According to the report, Trump's pledge to increase tariffs to reduce the US trade deficit could cause significant disruptions in global trade.
The IW report says the EU drafted a counter-strategy against such a threat, which states that if a potential Trump administration raises import tariffs to 10% for the EU and 60% for China, the EU would impose equivalent increases in retaliation.
The institute conducted a simulation to assess the potential harm to the German economy if the above occurred and found that the country's GDP would lose more than $137.1 billion over four years.
Meanwhile, another simulation found that if a potential Trump administration and the EU raised their import tariffs to 20% each, German GDP would fall by 1.5%, with losses totaling $194.2 billion within four years.

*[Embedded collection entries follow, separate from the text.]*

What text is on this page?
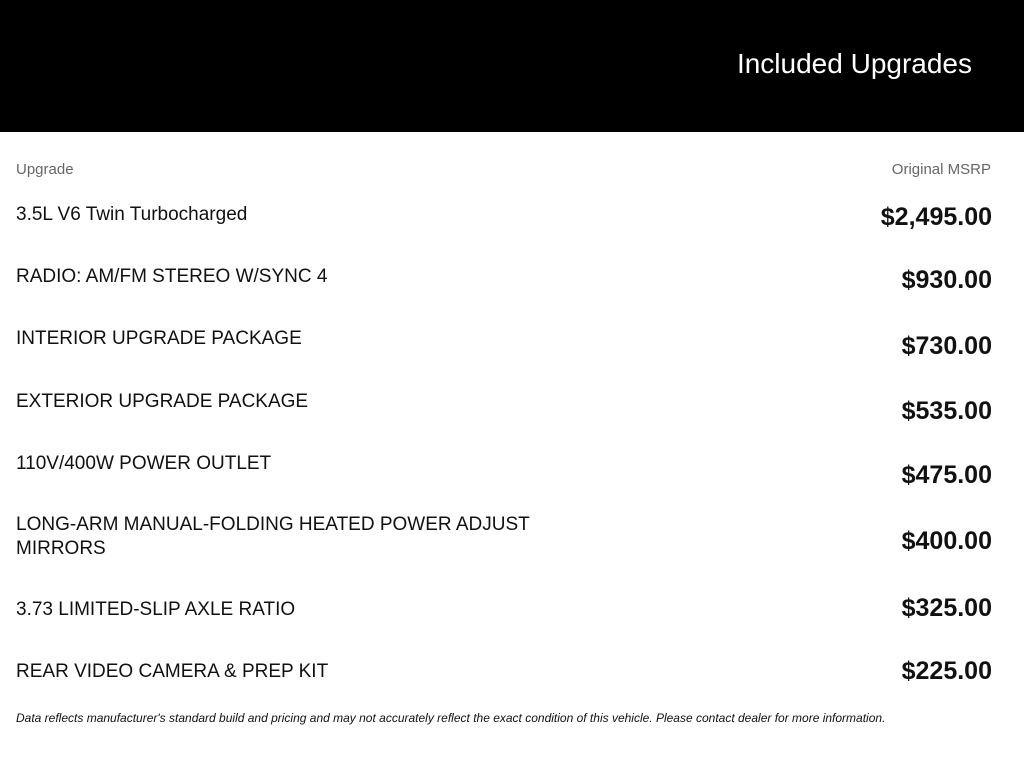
Included Upgrades
Upgrade	Original MSRP
3.5L V6 Twin Turbocharged	$2,495.00
RADIO: AM/FM STEREO W/SYNC 4	$930.00
INTERIOR UPGRADE PACKAGE	$730.00
EXTERIOR UPGRADE PACKAGE	$535.00
110V/400W POWER OUTLET	$475.00
LONG-ARM MANUAL-FOLDING HEATED POWER ADJUST MIRRORS	$400.00
3.73 LIMITED-SLIP AXLE RATIO	$325.00
REAR VIDEO CAMERA & PREP KIT	$225.00
Data reflects manufacturer's standard build and pricing and may not accurately reflect the exact condition of this vehicle. Please contact dealer for more information.
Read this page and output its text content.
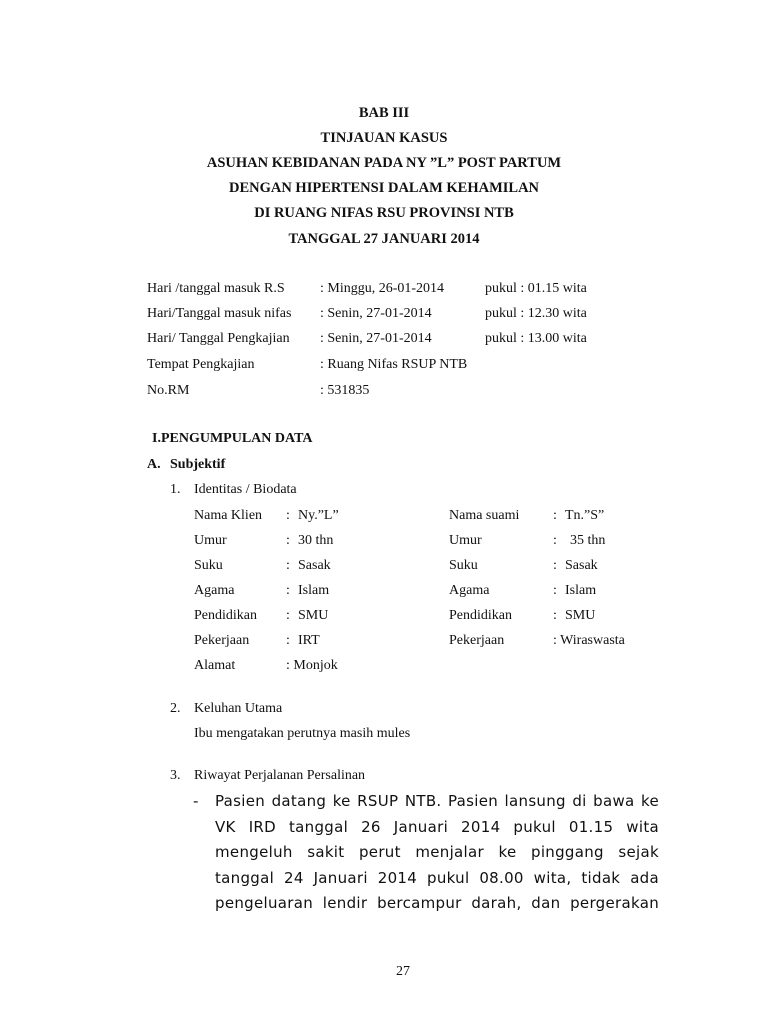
BAB III
TINJAUAN KASUS
ASUHAN KEBIDANAN PADA NY ”L” POST PARTUM
DENGAN HIPERTENSI DALAM KEHAMILAN
DI RUANG NIFAS RSU PROVINSI NTB
TANGGAL 27 JANUARI 2014
Hari /tanggal masuk R.S	: Minggu, 26-01-2014	pukul : 01.15 wita
Hari/Tanggal masuk nifas : Senin, 27-01-2014	pukul : 12.30 wita
Hari/ Tanggal Pengkajian : Senin, 27-01-2014	pukul : 13.00 wita
Tempat Pengkajian	: Ruang Nifas RSUP NTB
No.RM	: 531835
I.PENGUMPULAN DATA
A. Subjektif
1. Identitas / Biodata
Nama Klien : Ny.”L”	Nama suami : Tn.”S”
Umur	: 30 thn	Umur	: 35 thn
Suku	: Sasak	Suku	: Sasak
Agama	: Islam	Agama	: Islam
Pendidikan : SMU	Pendidikan	: SMU
Pekerjaan	: IRT	Pekerjaan	: Wiraswasta
Alamat	: Monjok
2. Keluhan Utama
Ibu mengatakan perutnya masih mules
3. Riwayat Perjalanan Persalinan
- Pasien datang ke RSUP NTB. Pasien lansung di bawa ke
VK IRD tanggal 26 Januari 2014 pukul 01.15 wita
mengeluh sakit perut menjalar ke pinggang sejak
tanggal 24 Januari 2014 pukul 08.00 wita, tidak ada
pengeluaran lendir bercampur darah, dan pergerakan
27
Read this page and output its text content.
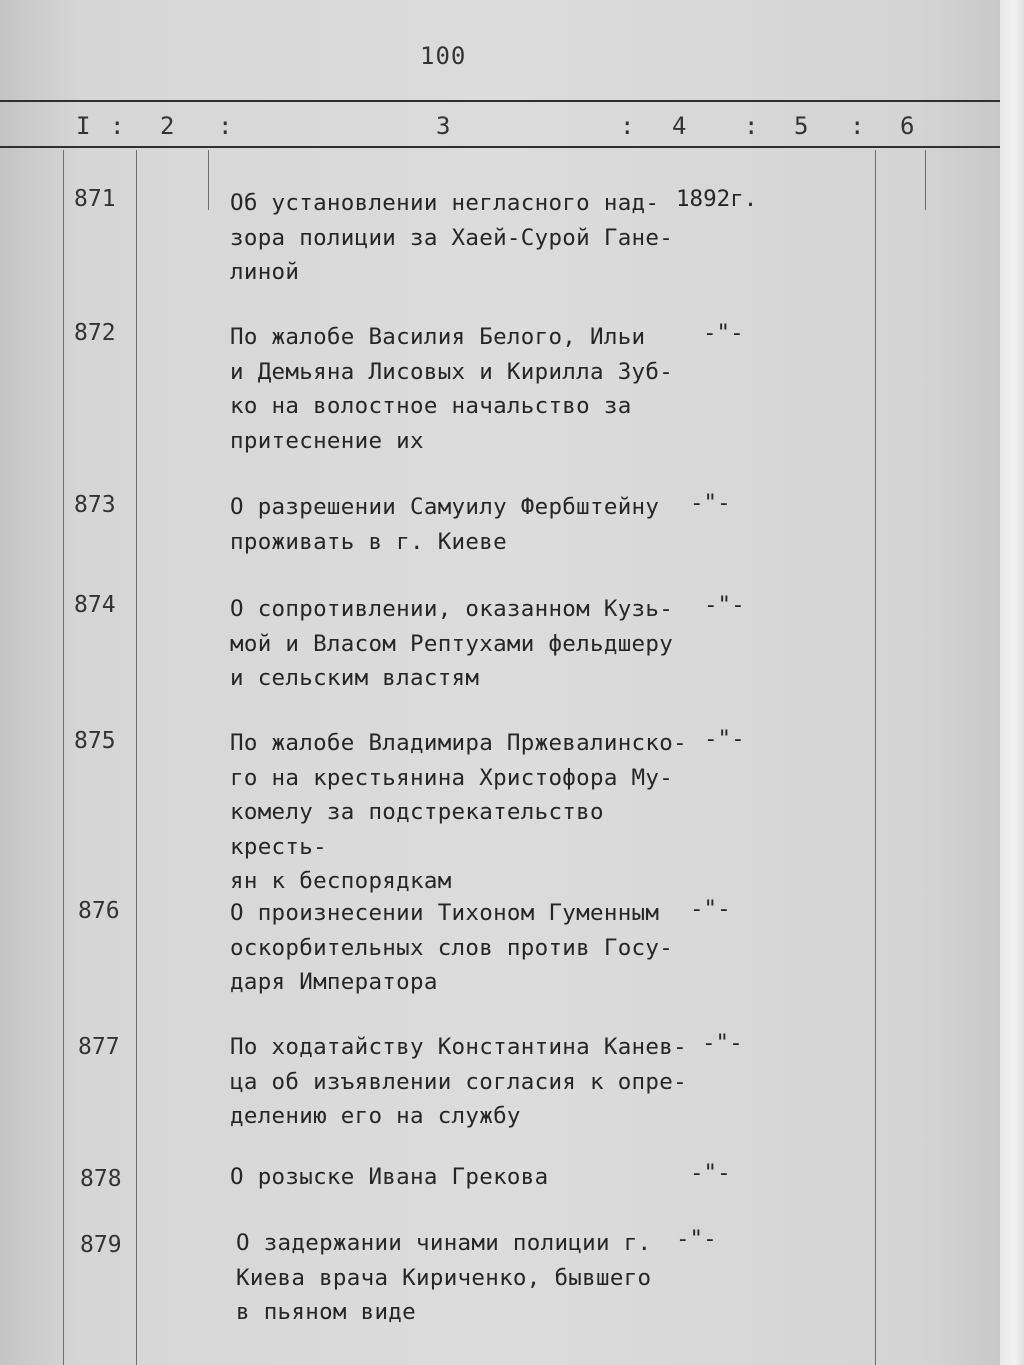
100
I : 2 :	3	: 4 : 5 : 6
871	Об установлении негласного над-
зора полиции за Хаей-Сурой Гане-
линой
1892г.
872	По жалобе Василия Белого, Ильи
и Демьяна Лисовых и Кирилла Зуб-
ко на волостное начальство за
притеснение их
-"-
873	О разрешении Самуилу Фербштейну
проживать в г. Киеве
-"-
874	О сопротивлении, оказанном Кузь-
мой и Власом Рептухами фельдшеру
и сельским властям
-"-
875	По жалобе Владимира Пржевалинско-
го на крестьянина Христофора Му-
комелу за подстрекательство кресть-
ян к беспорядкам
-"-
876	О произнесении Тихоном Гуменным
оскорбительных слов против Госу-
даря Императора
-"-
877	По ходатайству Константина Канев-
ца об изъявлении согласия к опре-
делению его на службу
-"-
878	О розыске Ивана Грекова	-"-
879	О задержании чинами полиции г.
Киева врача Кириченко, бывшего
в пьяном виде
-"-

The IW report says the US economy would also suffer a loss of around 1.3% to 1.5% in GDP in 2025, with the negative effects being felt the most in the first two years and diminishing in the following two.
The IW noted that China, whose behavior in global free trade is described in the report as a challenge, needs retaliatory measures in the form of additional tariffs by the EU and Germany during a geopolitically tense period.